Même les Indiens Aymara, vivant le long des rives du lac Titicaca en Amérique du Sud, étaient en possession d’une forme idéographique de l’écriture, lorsque les conquistadors espagnols sont apparus sur la scène (en dépit d’une interdiction sur l’écriture mise en œuvre par la 63e inca, Topu Gaui Pachacuti). Certains de ces signes correspondent exactement aux caractères trouvés sur l’île des Canaries et comprimés entre les Touaregs et Berbères en Afrique du Nord (Wilkins, 1946).

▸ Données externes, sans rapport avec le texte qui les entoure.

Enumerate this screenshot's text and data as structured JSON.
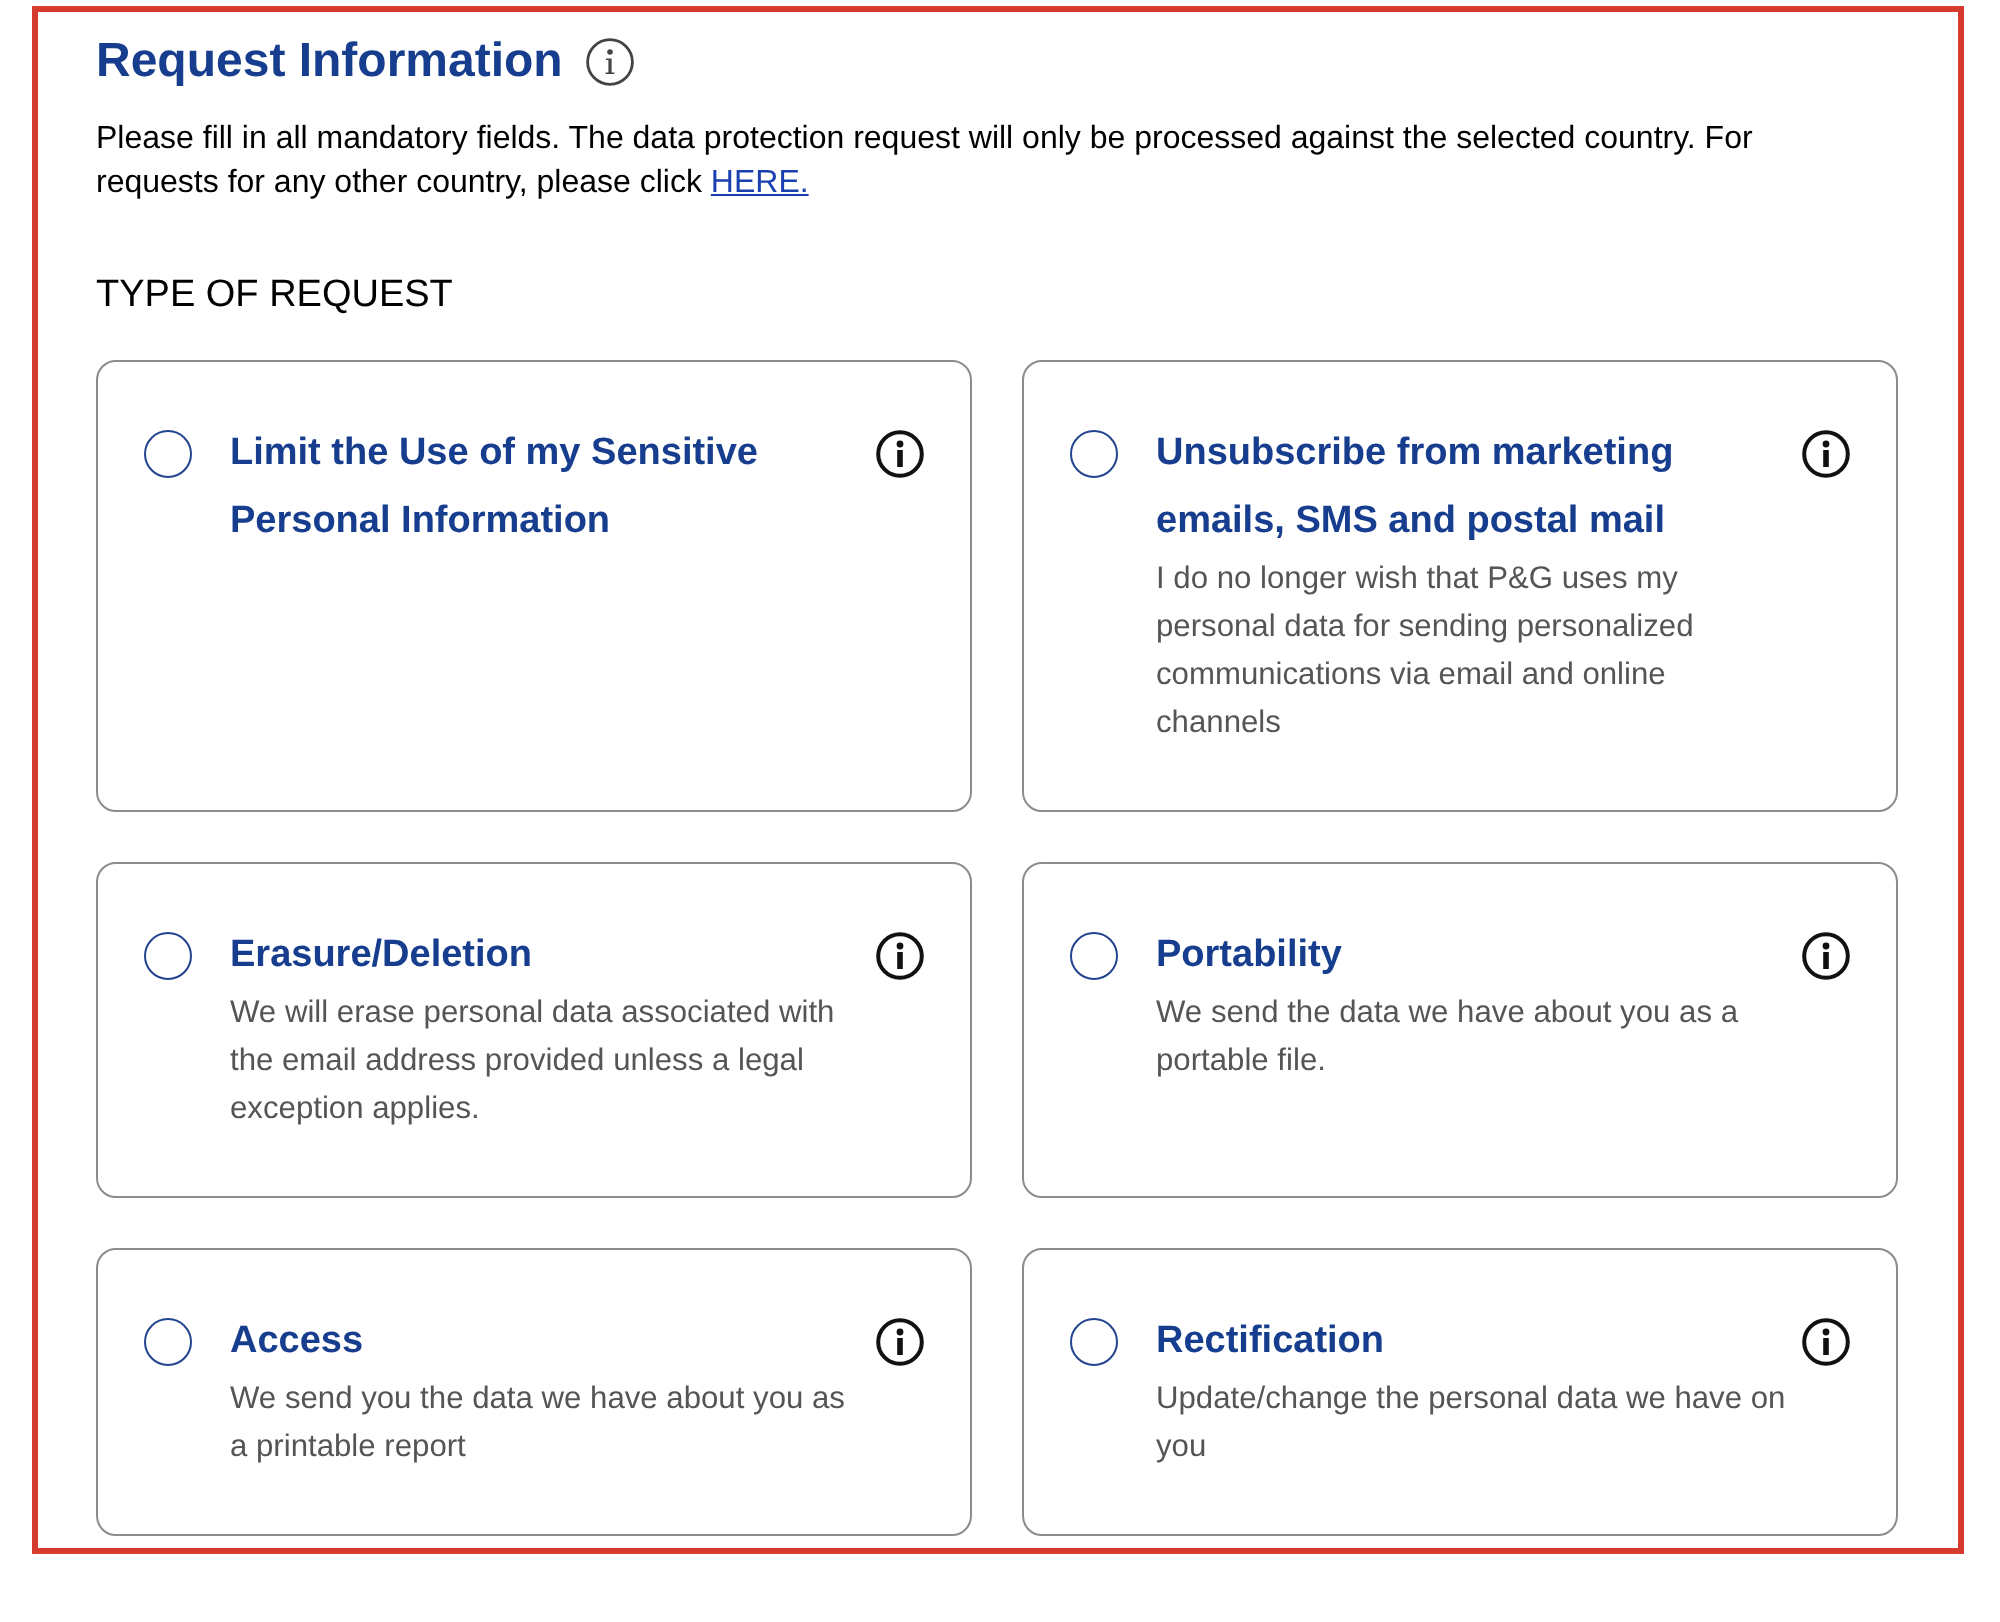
{
  "header": {
    "title": "Request Information"
  },
  "intro": {
    "text": "Please fill in all mandatory fields. The data protection request will only be processed against the selected country. For requests for any other country, please click ",
    "link": "HERE."
  },
  "section_label": "TYPE OF REQUEST",
  "options": [
    {
      "title": "Limit the Use of my Sensitive Personal Information",
      "selected": false
    },
    {
      "title": "Unsubscribe from marketing emails, SMS and postal mail",
      "description": "I do no longer wish that P&G uses my personal data for sending personalized communications via email and online channels",
      "selected": false
    },
    {
      "title": "Erasure/Deletion",
      "description": "We will erase personal data associated with the email address provided unless a legal exception applies.",
      "selected": false
    },
    {
      "title": "Portability",
      "description": "We send the data we have about you as a portable file.",
      "selected": false
    },
    {
      "title": "Access",
      "description": "We send you the data we have about you as a printable report",
      "selected": false
    },
    {
      "title": "Rectification",
      "description": "Update/change the personal data we have on you",
      "selected": false
    }
  ]
}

Donc ce qui nous donne à penser, après avoir fait un tour d’horizon de l’histoire de l’oralité et de l’écriture tous liés de très près aux Berbères, nous pouvons tout aussi penser que les origines berbères étaient les mêmes que celles des Atlands et les « Peuples de la mer » n’étaient autre que des Berbères qui ont vécu une véritable catastrophe au Ve millénaire avant J.-C. Nous le verrons à la suite de cette étude.

A suivre

Zéralie


Bibliographie
Vor-und Fruhgeshichte, Wiesbaden, 1948.
Budge, EA Wallis, (traducteur) Le Livre des Morts, University Books, New Hyde Park, 1960.
Champollion, Jean-François, (traducteur) Papyrus de Turin, 1300 BC
Cline, Walter, dialectes berbères et berbère Scripts, Sud-Ouest de Journal of Anthropology, vol. 9, 1953.
Diodore de SICILE, Bibliothèque de l’histoire (Oldfather de traduction), livre V, 8 en Colombie-Britannique
Friedrich, Johannes, Disparu langues, Bibliothèque de philosophie Inc, New York, 1957.
Hérodote, Histoire, livre V, Terpsichore 58-59 (Rawlinson de traduction), 450 BC
Jackson, Donald, L’histoire de l’écriture, Taplinger Publishing Co., New York, 1981.
Manetho, dynasties égyptiennes, vers. 250 Colombie-Britannique
Marshack, Alexander, The Roots of Civilization, McGraw-Hill Book Co., New York, 1972.
Les courses de l’Europe, D. Appleton & Co., New York, 1899.
Amasya de Strabon, Géographie (63 BC-24 AD), traduites par HL Jones, Loeb édition, 1917-1932.
Tacite, Corneille, Annales (55 AD-177 AD), traduit par AJ Church & WJ Brodribb, Grands Livres, 1952.
Wilkins, Harold T., Mystères de l’ancienne Amérique du Sud, Rider & Co., Londres, 1946.
Wolfel, D., Die Hauptprobleme Weissafrikas, Archiv für Anthropologie, 27, 1942.